The below plot shows the overall distributions for exit velocity and launch angle for all batted balls by all players in clusters 2, 10, 18, and 19. Clusters 2 and 10 have a region of high density near 15 degrees and over 100 MPH, believed to be the sweet spot for launch angle and exit velocity. If the players in these clusters consistently hit with that launch angle and exit velocity, it makes sense that they would make up the best hitters in baseball. Note that the region of high density for cluster 2 has a slightly higher exit velocity than that for cluster 10, explaining the slight difference in player quality between the two clusters.
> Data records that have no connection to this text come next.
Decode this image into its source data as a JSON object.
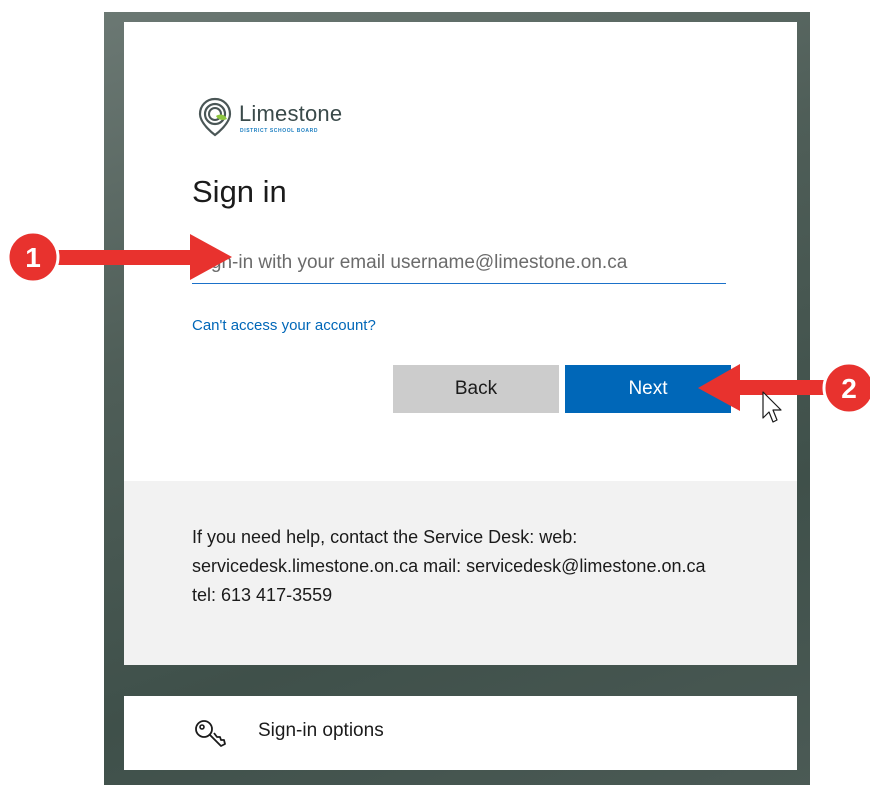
{
  "brand": {
    "name": "Limestone",
    "subtitle": "DISTRICT SCHOOL BOARD",
    "accent": "#0067b8"
  },
  "signin": {
    "title": "Sign in",
    "email_placeholder": "Sign-in with your email username@limestone.on.ca",
    "cant_access_link": "Can't access your account?",
    "back_label": "Back",
    "next_label": "Next"
  },
  "help": {
    "text": "If you need help, contact the Service Desk: web: servicedesk.limestone.on.ca mail: servicedesk@limestone.on.ca tel: 613 417-3559"
  },
  "options": {
    "icon": "key-icon",
    "label": "Sign-in options"
  },
  "annotations": {
    "step1": "1",
    "step2": "2",
    "color": "#e8322e"
  }
}
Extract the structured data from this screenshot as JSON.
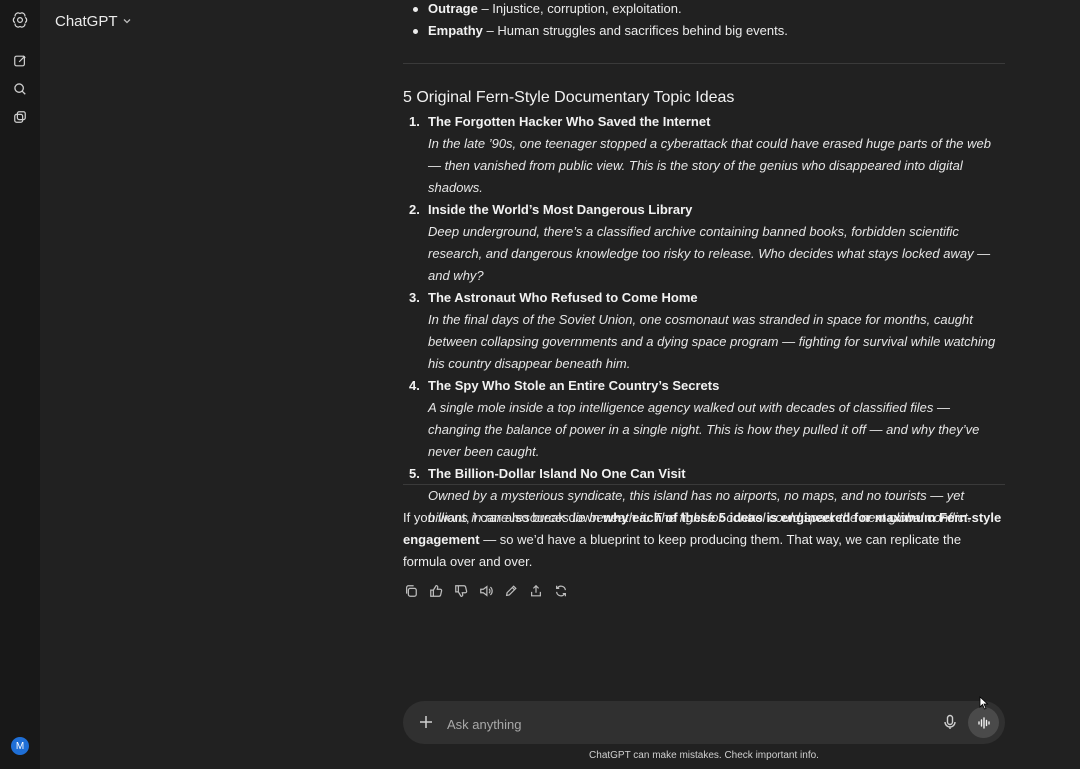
{
  "app": {
    "model_name": "ChatGPT",
    "avatar_initial": "M"
  },
  "sidebar": {
    "icons": [
      "openai-logo-icon",
      "new-chat-icon",
      "search-icon",
      "library-icon"
    ]
  },
  "bullets": [
    {
      "term": "Outrage",
      "text": " – Injustice, corruption, exploitation."
    },
    {
      "term": "Empathy",
      "text": " – Human struggles and sacrifices behind big events."
    }
  ],
  "section": {
    "heading": "5 Original Fern-Style Documentary Topic Ideas",
    "items": [
      {
        "num": "1.",
        "title": "The Forgotten Hacker Who Saved the Internet",
        "desc": "In the late ’90s, one teenager stopped a cyberattack that could have erased huge parts of the web — then vanished from public view. This is the story of the genius who disappeared into digital shadows."
      },
      {
        "num": "2.",
        "title": "Inside the World’s Most Dangerous Library",
        "desc": "Deep underground, there’s a classified archive containing banned books, forbidden scientific research, and dangerous knowledge too risky to release. Who decides what stays locked away — and why?"
      },
      {
        "num": "3.",
        "title": "The Astronaut Who Refused to Come Home",
        "desc": "In the final days of the Soviet Union, one cosmonaut was stranded in space for months, caught between collapsing governments and a dying space program — fighting for survival while watching his country disappear beneath him."
      },
      {
        "num": "4.",
        "title": "The Spy Who Stole an Entire Country’s Secrets",
        "desc": "A single mole inside a top intelligence agency walked out with decades of classified files — changing the balance of power in a single night. This is how they pulled it off — and why they’ve never been caught."
      },
      {
        "num": "5.",
        "title": "The Billion-Dollar Island No One Can Visit",
        "desc": "Owned by a mysterious syndicate, this island has no airports, no maps, and no tourists — yet billions in rare resources lie beneath it. The fight for control could spark the next global conflict."
      }
    ]
  },
  "closing": {
    "pre": "If you want, I can also break down ",
    "bold": "why each of these 5 ideas is engineered for maximum Fern-style engagement",
    "post": " — so we’d have a blueprint to keep producing them. That way, we can replicate the formula over and over."
  },
  "actions": [
    "copy-icon",
    "thumbs-up-icon",
    "thumbs-down-icon",
    "read-aloud-icon",
    "edit-icon",
    "share-icon",
    "regenerate-icon"
  ],
  "composer": {
    "placeholder": "Ask anything"
  },
  "footer": {
    "disclaimer": "ChatGPT can make mistakes. Check important info."
  }
}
Cluster 18 also has a region of high density around 15 degrees, but closer to 95 MPH, which explains why some of the players in that cluster might have less success. These players don’t hit the ball as hard, so they have less power. Additionally, there is a bigger region of high density above 30 degrees, which usually leads to easy fly outs for the defense. Cluster 19 has its region of highest density above 30 degrees, explaining why the cluster contains some of the weakest hitters in baseball.

in_play %>% 
  left_join(kl_clusters, by = "player_name") %>%
  mutate(launch_speed = launch_speed*sd_ev+mean_ev,
         launch_angle = launch_angle*sd_la+mean_la) %>% 
  filter(cluster %in% c(2,10,18,19)) %>% 
  ggplot(aes(x=launch_speed, y = launch_angle)) +
  geom_density2d_filled(bins = 50, alpha = .8, na.rm = TRUE) +
  facet_wrap(~cluster) +
  theme_light() +
  theme(legend.position = "none") +
  labs(x = "Exit Velocity", y = "Launch Angle", title = "Overall Distributions of Select Clusters") +
  scale_x_continuous(limits = c(50, 120)) +
  scale_y_continuous(limits = c(-60,60))

There are a variety of future applications for the clusters formed from this analysis. They could be used to have a larger sample size when predicting batter vs. pitcher matchups, to reduce the amount of information needed on a scouting report, or to identify underachieving players that belong to the same cluster as stars, prompting more work on their development.